Do you think that some healthcare IT leaders are afraid to make mistakes, as they begin moving down this important path?
Levin: Right, some are, but I think that it’s a very dangerous strategy to take a wait-and-see approach to all of this; you’re at high risk for getting run over later. So I think you’ve got to look in your environment for some existing opportunities. I’ll give you two concrete examples. We’re very interested in having patients put their own data into our systems. Now, we’re interested in clinical data and outcomes, but maybe someone more cautious might say, can I have patients schedule themselves? To me, that’s a win under any kind of reimbursement.
And there are some risks in trying to make that work, but there are some clear wins, too. And to take another good example, per clinical activities, and more of an ACO [accountable care organization]-type experience, if you have a self-funded employee plan or large employer you work with, use that as your test bed. That’s an economic environment that looks like the future. So I think that there are some clever ways that allow you to manage risk in an acceptable way.
Where are you both on a scale of optimism to pessimism, with regard to moving forward on the mHealth journey as a healthcare system?
Morris: I’m highly optimistic, highly. I’ve been at the Clinic for seven years, and even a year ago, I look back, and it’s a completely different culture now, with new technology. Vendors are really having hard conversations with us about interoperability. I think it’s past the point of no return in terms of the energy. There’s no longer activation energy, it’s pure work. I’m not naïve about the fact that we have a lot of work to do. And physicians are experiencing what technology is, it’s basically a replication of a paper record and hasn’t transformed practice yet, and we need to transform practice and care delivery. But there’s so much momentum.

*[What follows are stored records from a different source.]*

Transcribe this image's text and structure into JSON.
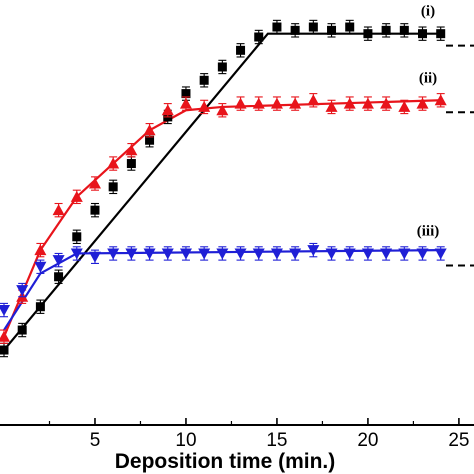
{
  "chart_data": {
    "type": "scatter",
    "title": "",
    "xlabel": "Deposition time (min.)",
    "ylabel": "",
    "xlim": [
      0,
      25.5
    ],
    "ylim": [
      0,
      1
    ],
    "x_ticks": [
      5,
      10,
      15,
      20,
      25
    ],
    "grid": false,
    "legend": "none",
    "series": [
      {
        "name": "(i)",
        "marker": "square",
        "color": "#000000",
        "x": [
          0,
          1,
          2,
          3,
          4,
          5,
          6,
          7,
          8,
          9,
          10,
          11,
          12,
          13,
          14,
          15,
          16,
          17,
          18,
          19,
          20,
          21,
          22,
          23,
          24
        ],
        "y": [
          0.06,
          0.12,
          0.19,
          0.28,
          0.4,
          0.48,
          0.55,
          0.62,
          0.69,
          0.76,
          0.83,
          0.87,
          0.91,
          0.96,
          1.0,
          1.03,
          1.02,
          1.03,
          1.02,
          1.03,
          1.01,
          1.02,
          1.02,
          1.01,
          1.01
        ],
        "fit_x": [
          0,
          14.5,
          24
        ],
        "fit_y": [
          0.06,
          1.01,
          1.01
        ],
        "fit_error_bar": 0.02,
        "error_bar": 0.02
      },
      {
        "name": "(ii)",
        "marker": "triangle-up",
        "color": "#e8141b",
        "x": [
          0,
          1,
          2,
          3,
          4,
          5,
          6,
          7,
          8,
          9,
          10,
          11,
          12,
          13,
          14,
          15,
          16,
          17,
          18,
          19,
          20,
          21,
          22,
          23,
          24
        ],
        "y": [
          0.1,
          0.22,
          0.36,
          0.48,
          0.52,
          0.56,
          0.62,
          0.66,
          0.72,
          0.78,
          0.8,
          0.79,
          0.78,
          0.8,
          0.8,
          0.8,
          0.8,
          0.81,
          0.79,
          0.8,
          0.8,
          0.8,
          0.79,
          0.8,
          0.81
        ],
        "fit_x": [
          0,
          2,
          4,
          6,
          8,
          10,
          12,
          24
        ],
        "fit_y": [
          0.1,
          0.36,
          0.52,
          0.62,
          0.72,
          0.78,
          0.79,
          0.81
        ],
        "error_bar": 0.02
      },
      {
        "name": "(iii)",
        "marker": "triangle-down",
        "color": "#1f1fd6",
        "x": [
          0,
          1,
          2,
          3,
          4,
          5,
          6,
          7,
          8,
          9,
          10,
          11,
          12,
          13,
          14,
          15,
          16,
          17,
          18,
          19,
          20,
          21,
          22,
          23,
          24
        ],
        "y": [
          0.18,
          0.24,
          0.31,
          0.33,
          0.35,
          0.34,
          0.35,
          0.35,
          0.35,
          0.35,
          0.35,
          0.35,
          0.35,
          0.35,
          0.35,
          0.35,
          0.35,
          0.36,
          0.35,
          0.35,
          0.35,
          0.35,
          0.35,
          0.35,
          0.35
        ],
        "fit_x": [
          0,
          2,
          4,
          24
        ],
        "fit_y": [
          0.12,
          0.29,
          0.35,
          0.36
        ],
        "error_bar": 0.02
      }
    ]
  }
}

Levin: I agree with Will; this is a classic Stockdale Paradox. The Stockdale Paradox involved is that we’ve got to face the facts. This is about disruption of 20 percent of the U.S. economy. And we lack some of the basic standards. You referred to telecom and banking; they got together to create standards, and that’s sorely lacking in healthcare. Yet the other part of this that makes this a Stockdale Paradox, is that we are very optimistic about the future. This is going to happen; there’s simply no plausible alternative to get to where we need to get to.

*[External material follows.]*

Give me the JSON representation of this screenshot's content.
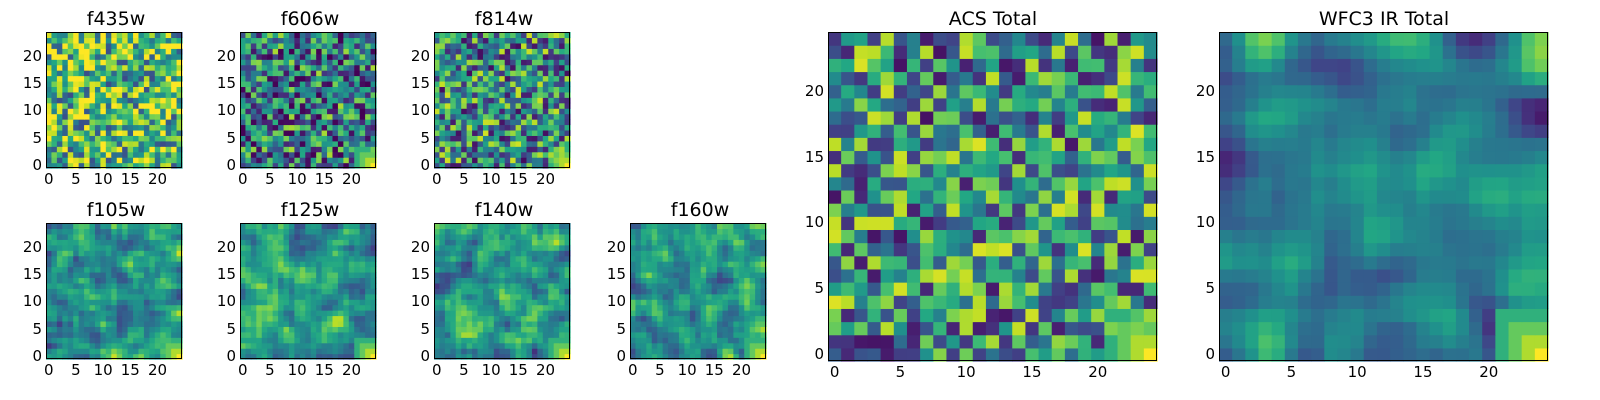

So there will be a lot of false starts, lots of agony and bodies in the ditches, or roadkill, but we’re going to get there. And we are optimistic. That’s a lot of the reason we wrote the book. We see what you see: we think we’re at an incredible inflection point. I’ve been in this field for 30 years. And for 15 years, I’ve said, it’s going to have to get worse before it gets better. And it’s finally gotten bad enough. So it’ll get better. It’s a lot like a roller coaster: there are thrills and there are chills. But it will happen.